Azerbaïdjan : Le combat de deux frères pour la démocratie

Mehman Huysenov, célèbre blogueur anticorruption, sort de prison en cette fin de semaine. Son frère aîné Emin a été contraint de s’exiler en Suisse. Deux destins brisés par les violations des droits humains en Azerbaïdjan et un combat fraternel pour la liberté d’expression et la libération des prisonniers politiques.

Mehman Huseynov lors d’un reportage dans le quartier historique de Sovetsky à Bakou en 2015. Dans le cadre d’un plan de rénovation urbaine, de nombreux bâtiments ont été détruits dans ce quartier. Le blogueur est allé rencontrer les derniers habitants qui refusent de quitter leur logement. (Photo: Nicolas Brodard)

Scène rare en Azerbaïdjan : malgré les intimidations des autorités, ils étaient plusieurs milliers de citoyens (2.800 selon la police, 20.000 selon les organisateurs) rassemblés samedi 19 janvier dans un petit stade de la périphérie de Bakou, pour demander la libération du blogueur de 29 ans Mehman Huseynov et celle de la centaine de prisonniers politiques enfermés dans les geôles de la nation caucasienne.

Ces dernières semaines, le sort du jeune blogueur anticorruption, connu pour ses vidéos satiriques, a fortement ému la population. Durant la nuit du 9 au 10 janvier 2017, il est détenu arbitrairement par la police et torturé. Le 10 janvier, il est condamné à une amende pour désobéissance aux forces de l’ordre.
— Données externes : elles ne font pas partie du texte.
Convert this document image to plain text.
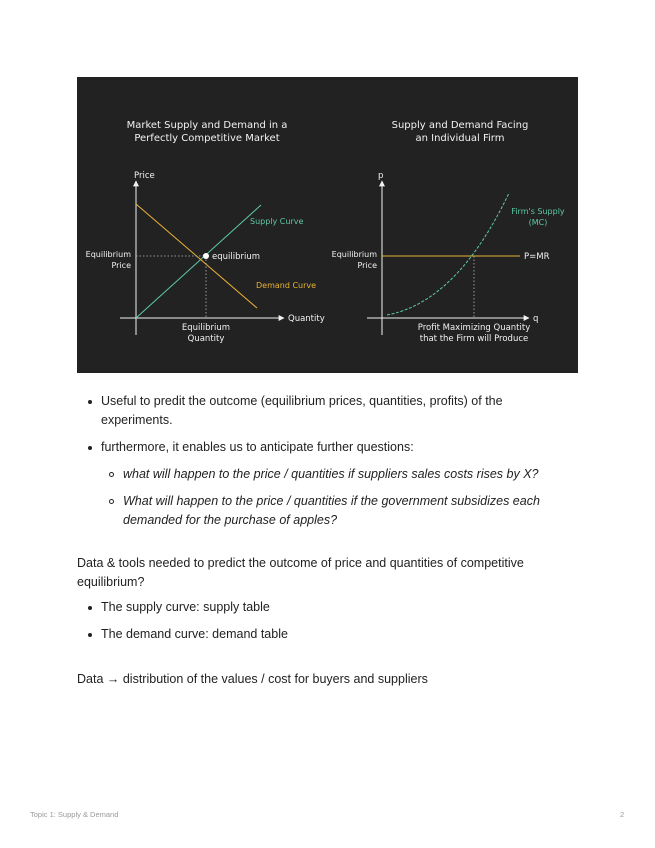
Market Supply and Demand in a
Perfectly Competitive Market
Price
Quantity
equilibrium
Supply Curve
Demand Curve
Equilibrium
Price
Equilibrium
Quantity
Supply and Demand Facing
an Individual Firm
p
q
Firm's Supply
(MC)
P=MR
Equilibrium
Price
Profit Maximizing Quantity
that the Firm will Produce
Useful to predit the outcome (equilibrium prices, quantities, profits) of the experiments.
furthermore, it enables us to anticipate further questions:
what will happen to the price / quantities if suppliers sales costs rises by X?
What will happen to the price / quantities if the government subsidizes each demanded for the purchase of apples?

Data & tools needed to predict the outcome of price and quantities of competitive equilibrium?

The supply curve: supply table
The demand curve: demand table

Data → distribution of the values / cost for buyers and suppliers

Topic 1: Supply & Demand	2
Devant le tribunal, il dénonce le traitement inhumain dont il a été victime. Le chef de la police de Bakou porte alors plainte pour diffamation, et c’est pour ce chef d’inculpation que le jeune homme est condamné à deux ans de prison en mars 2017.

Fin décembre 2018, il s’apprête à sortir de prison, sa peine arrivant bientôt à son terme. Mais l’administration pénitentiaire l’accuse alors d’avoir agressé un gardien et lance de nouvelles poursuites pénales.

« Cela devient une pratique courante des autorités d’ajouter des charges juste avant l’expiration de la peine, pour faire taire les activistes à n’importe quel prix », affirme Giorgi Gogia, directeur adjoint pour l’Europe et l’Asie centrale de l’ONG Human Rights Watch, dont le récent rapport annuel critique l’Azerbaïdjan pour les nombreuses arrestations d’opposants politiques, l’usage systématique de la torture et les restrictions de la liberté de la presse.

Mehman Huseynov sait qu’il risque jusqu’à sept années supplémentaires d’emprisonnement. Il entame le 26 décembre une grève de la faim pour dénoncer cette injustice. Il est rapidement soutenu par des centaines d’internautes qui inondent de messages les comptes Facebook et Twitter du président Ilham Aliyev, au pouvoir depuis 2003.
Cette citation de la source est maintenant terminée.